В этот день здесь умерло человек двадцать русских и французов; в этот же день умирал тут иеромонах Иоанникий, огромное тело которого стало добычей гангрены. Если перед ампутацией ноги он сказал Пирогову: «Ну что ж, божья воля» — и в этом ответе сквозило как будто смирение, то, обреченный на смерть, он сделался буен, как был под хлороформенной марлей на операционном столе в Дворянском собрании.
Он то громогласно проклинал архимандрита Фотия, поддавшись увещаниям которого поступил он в монастырь и тем испортил свою жизнь, то начинал вдруг петь грустным, но все еще сильным голосом: «Пло-ти-ю усну-ув, я-я-яко ме-ертв…»
Провалившиеся глаза его стали очень велики, но мутны, иногда же непримиримо злобны ко всем здоровым около него как сестрам, так и служителям; длинные волосы его спутались и свалялись, борода скомкалась: он сделался страшен.
Умер он в ночь на девятое июня.

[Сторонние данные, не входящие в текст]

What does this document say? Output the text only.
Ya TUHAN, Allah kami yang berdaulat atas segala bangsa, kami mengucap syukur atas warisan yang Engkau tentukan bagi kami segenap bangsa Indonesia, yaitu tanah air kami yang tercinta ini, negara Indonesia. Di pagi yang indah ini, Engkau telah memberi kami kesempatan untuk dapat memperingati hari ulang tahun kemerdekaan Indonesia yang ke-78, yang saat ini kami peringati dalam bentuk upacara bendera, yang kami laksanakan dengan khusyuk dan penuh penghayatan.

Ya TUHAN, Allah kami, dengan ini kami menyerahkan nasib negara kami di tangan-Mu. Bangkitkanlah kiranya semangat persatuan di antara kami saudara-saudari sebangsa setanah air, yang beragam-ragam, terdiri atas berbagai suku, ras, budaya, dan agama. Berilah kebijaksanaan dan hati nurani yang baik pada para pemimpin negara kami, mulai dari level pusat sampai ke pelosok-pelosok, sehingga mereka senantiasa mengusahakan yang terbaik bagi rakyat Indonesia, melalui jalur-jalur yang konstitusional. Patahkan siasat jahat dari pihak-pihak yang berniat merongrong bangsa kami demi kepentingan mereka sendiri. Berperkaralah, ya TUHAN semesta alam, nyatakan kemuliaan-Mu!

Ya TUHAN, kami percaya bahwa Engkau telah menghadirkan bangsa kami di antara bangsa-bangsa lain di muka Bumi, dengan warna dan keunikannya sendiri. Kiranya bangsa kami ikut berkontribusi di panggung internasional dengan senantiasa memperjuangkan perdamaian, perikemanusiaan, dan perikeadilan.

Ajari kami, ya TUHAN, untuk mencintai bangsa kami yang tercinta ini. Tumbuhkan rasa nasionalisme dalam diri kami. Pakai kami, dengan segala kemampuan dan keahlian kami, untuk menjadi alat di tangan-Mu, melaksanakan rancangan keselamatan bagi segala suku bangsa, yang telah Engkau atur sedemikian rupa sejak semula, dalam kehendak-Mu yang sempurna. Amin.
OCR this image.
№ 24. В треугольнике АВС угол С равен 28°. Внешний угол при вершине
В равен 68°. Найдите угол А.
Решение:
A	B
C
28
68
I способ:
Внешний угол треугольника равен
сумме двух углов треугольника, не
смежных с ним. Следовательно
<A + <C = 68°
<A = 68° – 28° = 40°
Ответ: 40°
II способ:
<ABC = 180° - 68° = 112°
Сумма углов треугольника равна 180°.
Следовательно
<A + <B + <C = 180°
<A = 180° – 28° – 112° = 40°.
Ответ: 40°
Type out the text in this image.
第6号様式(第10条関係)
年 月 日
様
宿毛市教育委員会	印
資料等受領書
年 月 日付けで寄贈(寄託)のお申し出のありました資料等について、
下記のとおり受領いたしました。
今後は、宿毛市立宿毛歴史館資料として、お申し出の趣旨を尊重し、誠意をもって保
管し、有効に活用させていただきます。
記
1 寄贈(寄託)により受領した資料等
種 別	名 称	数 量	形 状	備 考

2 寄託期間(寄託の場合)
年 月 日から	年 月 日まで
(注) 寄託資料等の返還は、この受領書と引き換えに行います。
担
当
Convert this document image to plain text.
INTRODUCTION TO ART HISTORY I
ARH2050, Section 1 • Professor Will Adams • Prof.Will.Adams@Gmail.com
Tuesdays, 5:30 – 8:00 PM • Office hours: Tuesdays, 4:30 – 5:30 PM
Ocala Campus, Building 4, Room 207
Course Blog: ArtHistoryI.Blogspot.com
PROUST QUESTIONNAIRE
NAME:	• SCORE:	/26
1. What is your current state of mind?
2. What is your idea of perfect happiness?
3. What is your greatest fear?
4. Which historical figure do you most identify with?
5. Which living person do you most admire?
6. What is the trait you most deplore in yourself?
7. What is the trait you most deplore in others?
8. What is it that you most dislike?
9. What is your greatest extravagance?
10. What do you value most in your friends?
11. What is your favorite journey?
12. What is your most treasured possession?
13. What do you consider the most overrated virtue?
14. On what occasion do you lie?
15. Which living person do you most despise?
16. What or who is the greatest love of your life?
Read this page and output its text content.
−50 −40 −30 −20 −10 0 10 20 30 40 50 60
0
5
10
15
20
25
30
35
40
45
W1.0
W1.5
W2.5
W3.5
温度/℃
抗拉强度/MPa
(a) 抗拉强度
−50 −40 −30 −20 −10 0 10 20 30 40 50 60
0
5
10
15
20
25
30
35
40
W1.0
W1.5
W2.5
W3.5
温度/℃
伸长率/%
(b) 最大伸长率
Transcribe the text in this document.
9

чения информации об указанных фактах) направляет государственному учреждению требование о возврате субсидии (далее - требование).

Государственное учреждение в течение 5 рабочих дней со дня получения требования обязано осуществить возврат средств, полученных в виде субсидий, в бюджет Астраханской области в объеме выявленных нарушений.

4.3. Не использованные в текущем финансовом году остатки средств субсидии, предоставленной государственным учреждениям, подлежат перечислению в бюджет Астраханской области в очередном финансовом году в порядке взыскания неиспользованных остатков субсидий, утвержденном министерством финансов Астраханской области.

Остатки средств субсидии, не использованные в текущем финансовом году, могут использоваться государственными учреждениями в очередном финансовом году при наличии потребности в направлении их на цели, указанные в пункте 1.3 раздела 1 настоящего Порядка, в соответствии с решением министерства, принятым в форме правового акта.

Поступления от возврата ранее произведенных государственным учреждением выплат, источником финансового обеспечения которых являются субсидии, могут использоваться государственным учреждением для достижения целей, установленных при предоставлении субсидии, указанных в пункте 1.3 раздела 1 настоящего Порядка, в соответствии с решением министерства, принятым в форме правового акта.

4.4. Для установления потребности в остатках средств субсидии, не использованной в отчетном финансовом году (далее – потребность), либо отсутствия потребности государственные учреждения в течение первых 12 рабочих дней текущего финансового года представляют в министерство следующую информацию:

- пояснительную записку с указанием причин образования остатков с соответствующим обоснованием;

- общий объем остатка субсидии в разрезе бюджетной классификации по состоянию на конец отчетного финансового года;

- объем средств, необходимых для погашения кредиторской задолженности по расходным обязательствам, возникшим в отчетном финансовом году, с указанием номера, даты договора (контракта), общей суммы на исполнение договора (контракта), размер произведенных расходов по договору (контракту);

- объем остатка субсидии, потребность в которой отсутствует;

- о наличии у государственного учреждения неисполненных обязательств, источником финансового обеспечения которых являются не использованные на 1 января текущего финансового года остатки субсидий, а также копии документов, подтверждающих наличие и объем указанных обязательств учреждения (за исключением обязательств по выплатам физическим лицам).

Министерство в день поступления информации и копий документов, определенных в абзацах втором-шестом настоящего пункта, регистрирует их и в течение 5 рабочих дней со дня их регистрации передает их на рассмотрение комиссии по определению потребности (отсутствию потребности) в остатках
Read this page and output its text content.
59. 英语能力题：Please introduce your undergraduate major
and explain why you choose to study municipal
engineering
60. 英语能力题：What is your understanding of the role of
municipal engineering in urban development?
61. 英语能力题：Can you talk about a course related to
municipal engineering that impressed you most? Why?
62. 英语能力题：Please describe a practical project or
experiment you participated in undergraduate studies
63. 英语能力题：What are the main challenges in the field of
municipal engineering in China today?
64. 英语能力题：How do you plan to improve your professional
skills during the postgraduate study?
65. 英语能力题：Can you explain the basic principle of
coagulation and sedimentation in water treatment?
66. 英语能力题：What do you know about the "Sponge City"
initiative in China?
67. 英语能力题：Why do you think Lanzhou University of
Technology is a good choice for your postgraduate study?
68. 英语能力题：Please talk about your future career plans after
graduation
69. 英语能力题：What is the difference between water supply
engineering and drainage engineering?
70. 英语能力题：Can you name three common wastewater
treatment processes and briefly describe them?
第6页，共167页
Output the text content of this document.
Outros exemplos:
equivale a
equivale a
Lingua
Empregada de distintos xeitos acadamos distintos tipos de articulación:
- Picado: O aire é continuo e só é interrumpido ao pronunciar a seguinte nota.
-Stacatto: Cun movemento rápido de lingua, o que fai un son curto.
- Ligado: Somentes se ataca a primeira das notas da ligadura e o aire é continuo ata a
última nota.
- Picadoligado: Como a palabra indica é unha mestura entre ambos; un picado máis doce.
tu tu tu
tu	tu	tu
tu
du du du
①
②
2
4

Когда богомольный граф Сакен, просматривая списки умерших от ран, нашел в них его имя, он собственноручно написал против него в особой графе: «Учинить розыск родных на предмет назначения им пенсии».
Схоронили его в приличном черном гробу и с почетом.
К этому времени на Северной стороне открылось уже несколько заведений гробовых дел мастеров, умудрявшихся откуда-то добывать доски; материя же для обивки гробов продавалась в довольно многочисленных лавках красного товара, перекочевавших сюда из города.
Эти лавки, правда, не имели вида городских лавок: это были или балаганы, как на ярмарках, или просто палатки, но зато они выстроились правильными рядами, — лавка к лавке. Торговали в них большей частью караимы и торговали бойко, как и лавчонки посудные, хлебные, квасные и прочие.
Бойчее же всех шли дела рестораторов, которые тоже выстроили в ряд свои вместительные палатки. Эти палатки посещали теперь, после штурма, офицеры, приезжавшие немного повеселиться из города, с бастионов. Нужно же было оглядеться хоть сколько-нибудь, встряхнуться, промочить горло после того, как удалось так блистательно отстоять Севастополь.
Рядом, на Братском кладбище, арестанты без устали рыли обширные братские могилы, которые без устали же заполнялись все новыми и новыми «положившими живот свой на брани», но живые в гостеприимных палатках, в которых помещался и буфет с большим выбором вин, водок, закусок, и дюжина столиков для посетителей, и даже скрытая за буфетом кухня, пили, ели, сыпали остротами, весело хохотали…
Удача бодрит, окрыляет, а такая удача, как утром 6/18 июня 1855 года в Севастополе, была всероссийской удачей.
Непосредственно за кварталом балаганов и палаток разлегся базар «толчок», или «толкучка», где действительно толчея стояла непроходимая.
Сюда, к этим палаткам и всяким иным сооружениям из любого подручного материала, или телегам, отлично заменявшим ларьки, или к простейшим низеньким скамеечкам торговок, шли неисчислимыми толпами солдаты, если даже и ничего не купить, то хотя бы просто так, потолкаться на народе, поглазеть, позубоскалить, расстегнув тугие ворота рубах на загорелых потных шеях.
Сюда перебрались, наконец, все почти матроски и солдатки с Корабельной и Артиллерийской слободок, но, впрочем, перебрались как бы на дачный сезон подышать свежим воздухом, свои же домишки отнюдь не забывали, хотя бы они и были разбиты снарядами.
И на пристани Северной стороны встречались, ожидая перевоза, бывшие соседки.
— Дунька! И ты тоже домой никак хочешь?
— Да ишь ты, ведь ведерко там, почесть новое совсем, забыла: в суматохе-то и из ума вон!
Соседке это было понятно: ведерко, да еще «почесть новое», стоило копеек тридцать, а перевоз через рейд только одну копейку в конец.